Manufacturing – The Smart Connected Motor

by Andy Slote - Director of Customer Success for ObjectSpectrum

Apr 01 2024

All Posts Manufacturing – The Smart Connected Motor

When describing the potential benefits of an Industrial Internet of Things solution, we can begin at the basic level of sensor implementation and then discuss how the impact grows as the scope expands and the data becomes more significant to the business. Increasing integration with systems and business processes optimizes the value, particularly when technology choices easily enable interfaces and support scaling without a substantial increase in cost. An excellent way to illustrate this is with an IoT example in a manufacturing environment.

We can start by adding a vibration and temperature sensor to a single electric motor in a factory. For each of these attributes, we can get normal readings from specifications, previous experience, or an initial monitoring period with our new sensors (assuming the chosen motor is functioning correctly).

Assuming the project will grow in scope, we need to choose an IoT application environment to ingest, store, and visualize the data. Robust device management is also essential.

The data from the sensors is tracked to look for deviations from the norms. Deviations from acceptable values create alerts. And, if the deviation is critical, a notification is sent to the technician responsible for the unit’s performance and maintenance. The notifications and supporting processes are fine-tuned, eventually providing input to a preliminary cost-benefit analysis, which should drive a decision to increase the scale of the project.
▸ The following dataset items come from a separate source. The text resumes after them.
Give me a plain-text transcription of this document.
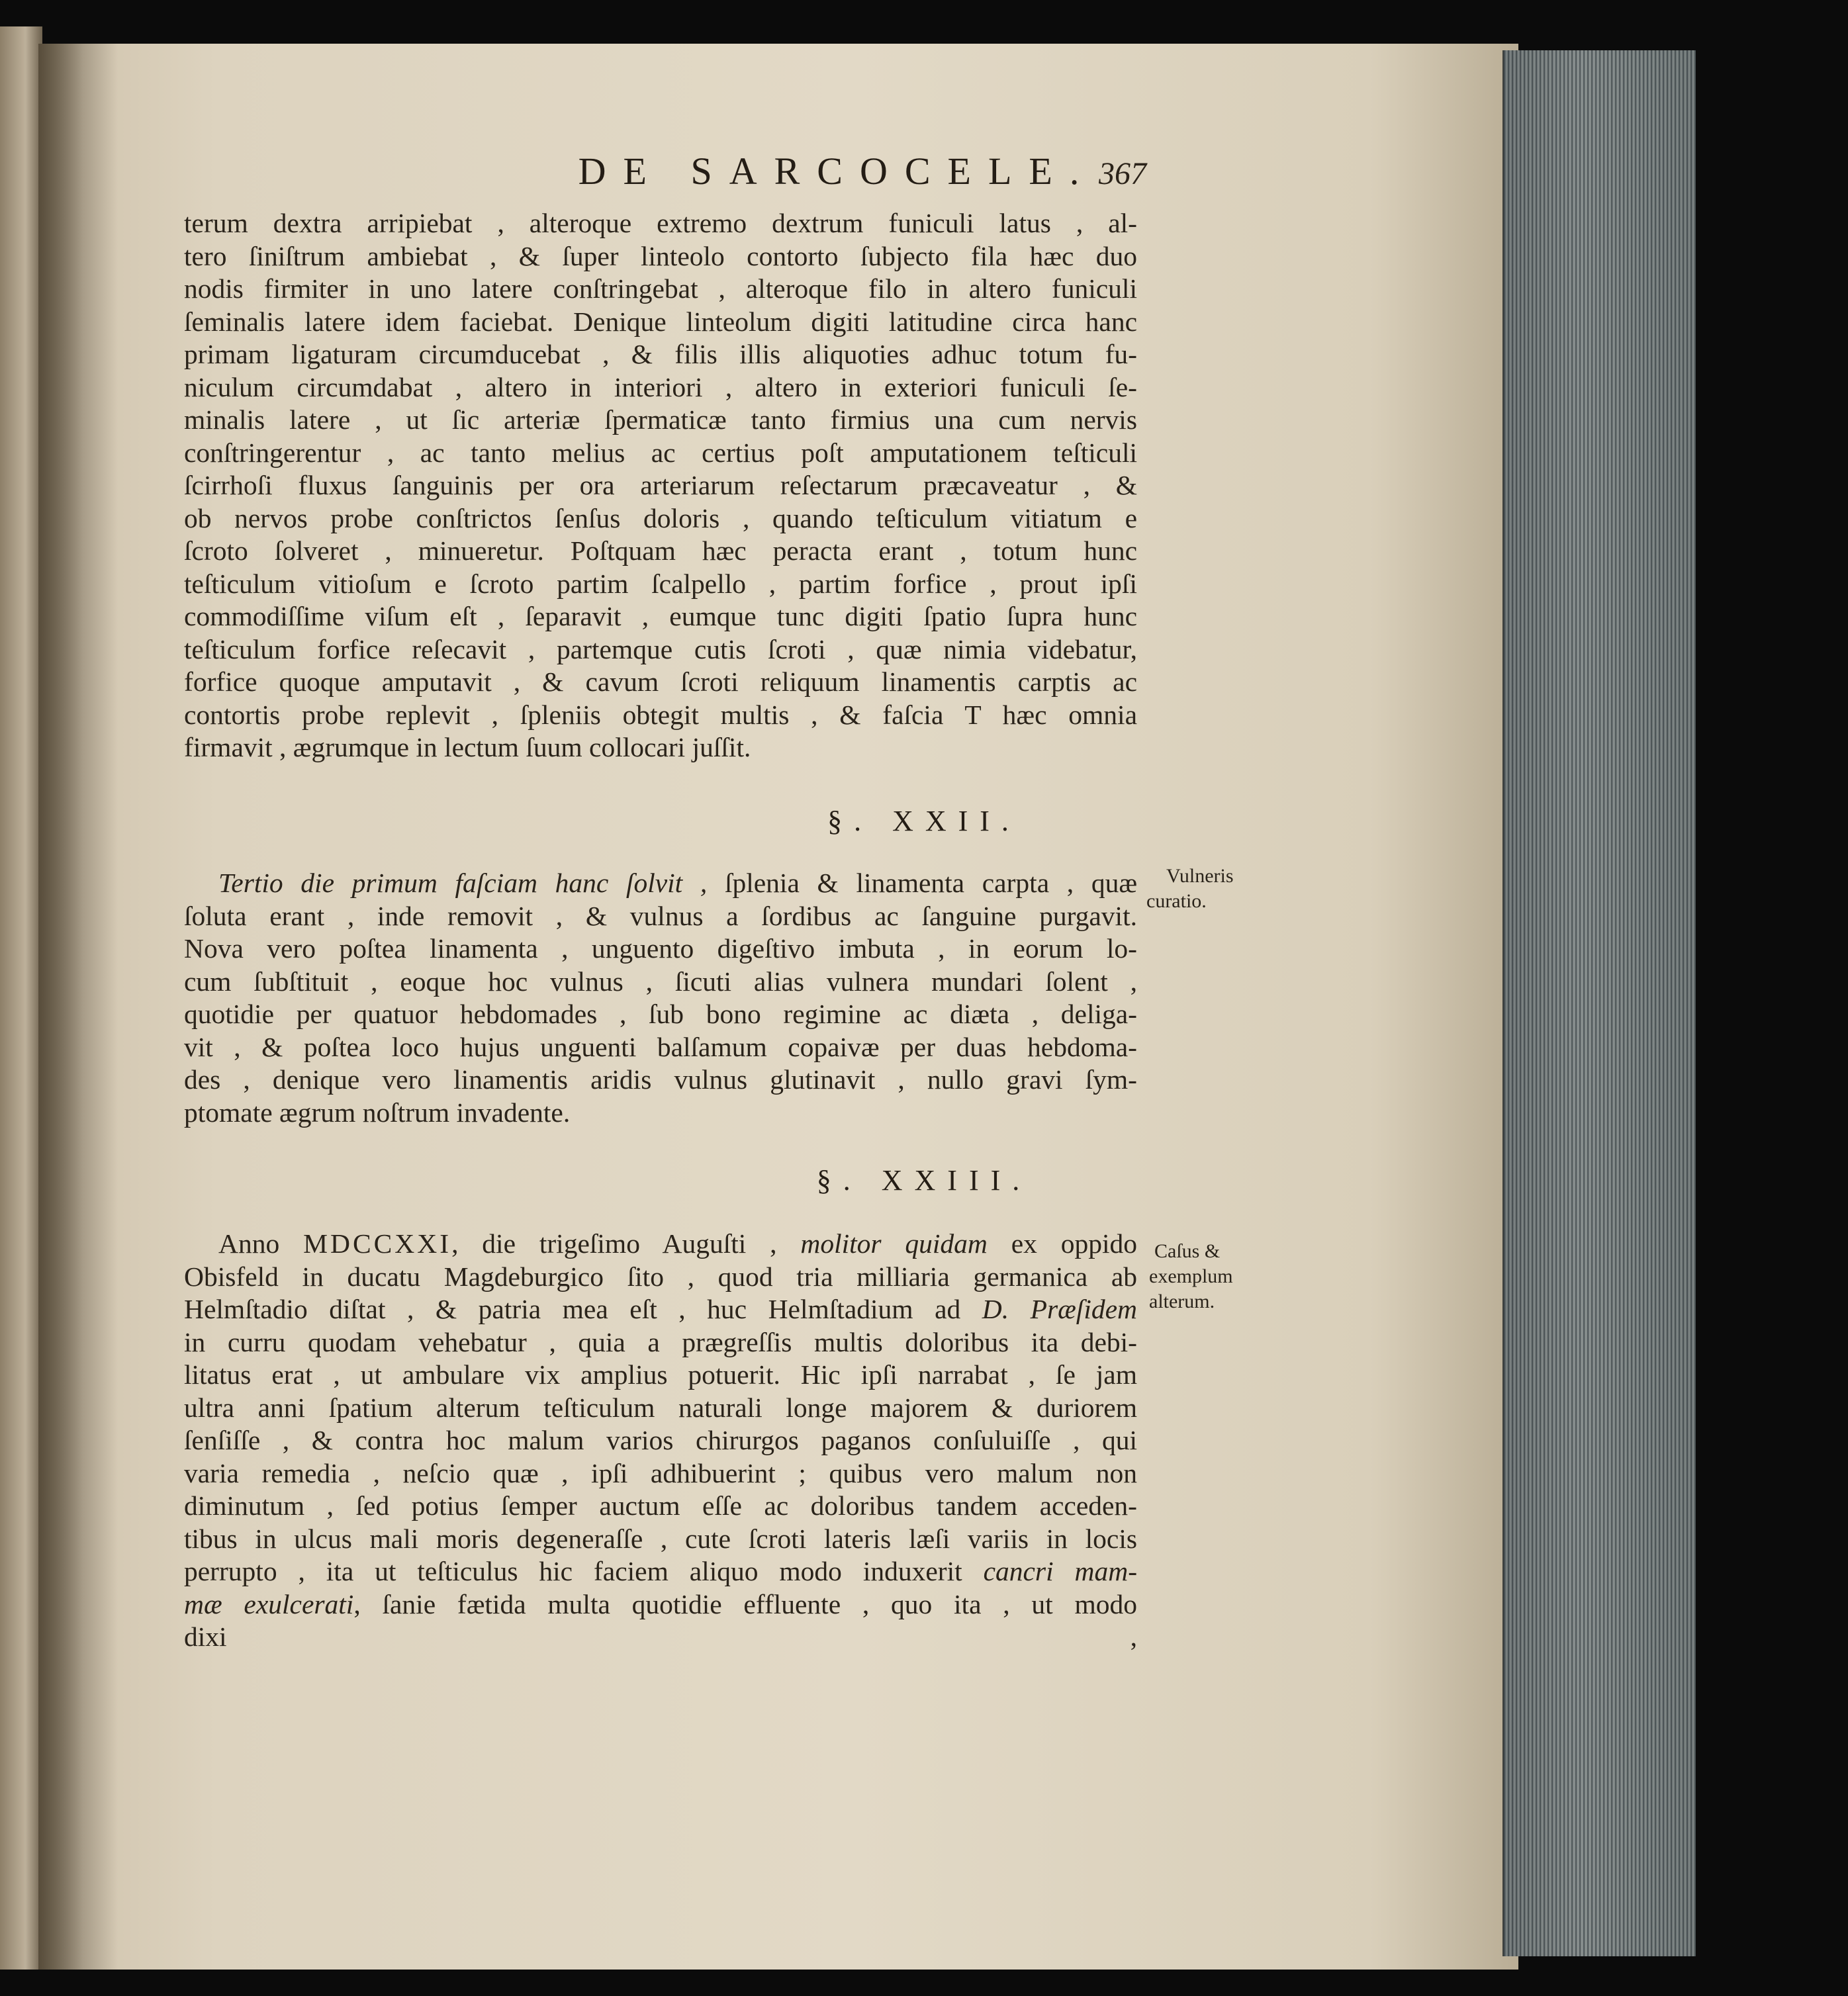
DE SARCOCELE. 367
terum dextra arripiebat , alteroque extremo dextrum funiculi latus , al-
tero ſiniſtrum ambiebat , & ſuper linteolo contorto ſubjecto fila hæc duo
nodis firmiter in uno latere conſtringebat , alteroque filo in altero funiculi
ſeminalis latere idem faciebat. Denique linteolum digiti latitudine circa hanc
primam ligaturam circumducebat , & filis illis aliquoties adhuc totum fu-
niculum circumdabat , altero in interiori , altero in exteriori funiculi ſe-
minalis latere , ut ſic arteriæ ſpermaticæ tanto firmius una cum nervis
conſtringerentur , ac tanto melius ac certius poſt amputationem teſticuli
ſcirrhoſi fluxus ſanguinis per ora arteriarum reſectarum præcaveatur , &
ob nervos probe conſtrictos ſenſus doloris , quando teſticulum vitiatum e
ſcroto ſolveret , minueretur. Poſtquam hæc peracta erant , totum hunc
teſticulum vitioſum e ſcroto partim ſcalpello , partim forfice , prout ipſi
commodiſſime viſum eſt , ſeparavit , eumque tunc digiti ſpatio ſupra hunc
teſticulum forfice reſecavit , partemque cutis ſcroti , quæ nimia videbatur,
forfice quoque amputavit , & cavum ſcroti reliquum linamentis carptis ac
contortis probe replevit , ſpleniis obtegit multis , & faſcia T hæc omnia
firmavit , ægrumque in lectum ſuum collocari juſſit.
§. XXII.
Tertio die primum faſciam hanc ſolvit , ſplenia & linamenta carpta , quæ
ſoluta erant , inde removit , & vulnus a ſordibus ac ſanguine purgavit.
Nova vero poſtea linamenta , unguento digeſtivo imbuta , in eorum lo-
cum ſubſtituit , eoque hoc vulnus , ſicuti alias vulnera mundari ſolent ,
quotidie per quatuor hebdomades , ſub bono regimine ac diæta , deliga-
vit , & poſtea loco hujus unguenti balſamum copaivæ per duas hebdoma-
des , denique vero linamentis aridis vulnus glutinavit , nullo gravi ſym-
ptomate ægrum noſtrum invadente.
Vulneris
curatio.
§. XXIII.
Anno MDCCXXI, die trigeſimo Auguſti , molitor quidam ex oppido
Obisfeld in ducatu Magdeburgico ſito , quod tria milliaria germanica ab
Helmſtadio diſtat , & patria mea eſt , huc Helmſtadium ad D. Præſidem
in curru quodam vehebatur , quia a prægreſſis multis doloribus ita debi-
litatus erat , ut ambulare vix amplius potuerit. Hic ipſi narrabat , ſe jam
ultra anni ſpatium alterum teſticulum naturali longe majorem & duriorem
ſenſiſſe , & contra hoc malum varios chirurgos paganos conſuluiſſe , qui
varia remedia , neſcio quæ , ipſi adhibuerint ; quibus vero malum non
diminutum , ſed potius ſemper auctum eſſe ac doloribus tandem acceden-
tibus in ulcus mali moris degeneraſſe , cute ſcroti lateris læſi variis in locis
perrupto , ita ut teſticulus hic faciem aliquo modo induxerit cancri mam-
mæ exulcerati, ſanie fætida multa quotidie effluente , quo ita , ut modo
dixi ,
Caſus &
exemplum
alterum.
Assuming the choice is made to grow the project, adding the same sensing capabilities to multiple motors of the same type makes sense, providing more data for analysis. Norms, significant deviations, and alerts are adjusted based on this more extensive data universe. Maintenance processes undergo additional refinement with additional experience.

We now have a wealth of information for assessing equipment performance and maintenance processes. It’s time to evaluate the effect on personnel expense, the incidence of machine failure, increased output, etc. 

Now, let’s assume this particular motor type is sourced from two different manufacturers serving a similar purpose but having some slight differences in design. Separating the data between the two types can deliver a wealth of information. If the product from one of the manufacturers has a shorter useful life, it’s probably already known. But what if this product shows vibration and temperature reading deviations much earlier, possibly during the warranty period? From a customer perspective, there could be a possibility of getting a warranty replacement at no charge versus recording a loss a few months later.  We also have an opportunity to communicate our findings to the manufacturer, perhaps spurring them to reevaluate their product.

Stepping it up by incorporating machine learning (AI/ML) enables the identification of significant patterns in the data. This automated analysis of large amounts of data could show how running motors at different speeds impacts their performance and durability. As motors age, data could be fed into an assessment of the entire equipment fleet, broken down by predicted remaining operational life for inventory, ordering, and financial processes.

Machine learning could be further leveraged to have a greater impact on the costs and efficiency of the business. The model describing the effect of various speeds on the performance and expected useful life of motors could be input to an actuating process that controls the speed of motors to ensure they perform efficiently. Another example could be a machine learning algorithm assessing the condition of all motors across the enterprise and, based on inventory, projecting the number of units that need to be replaced over time, automatically creating orders for new ones. Human approval of these orders would probably be advisable, but this could be another way to increase efficiency and lower the total cost of ownership (TCO).

The success of an implementation like the one described requires good planning and execution. An important aspect is making the best technology decisions early, particularly in the selection of a software platform that enables a low-cost rapid deployment of a Proof of Concept, facilitates an efficient transition to a large-scale implementation, and provides interfaces (“APIs”) to other applications such as Machine Learning capabilities, ERP, and manufacturing control systems.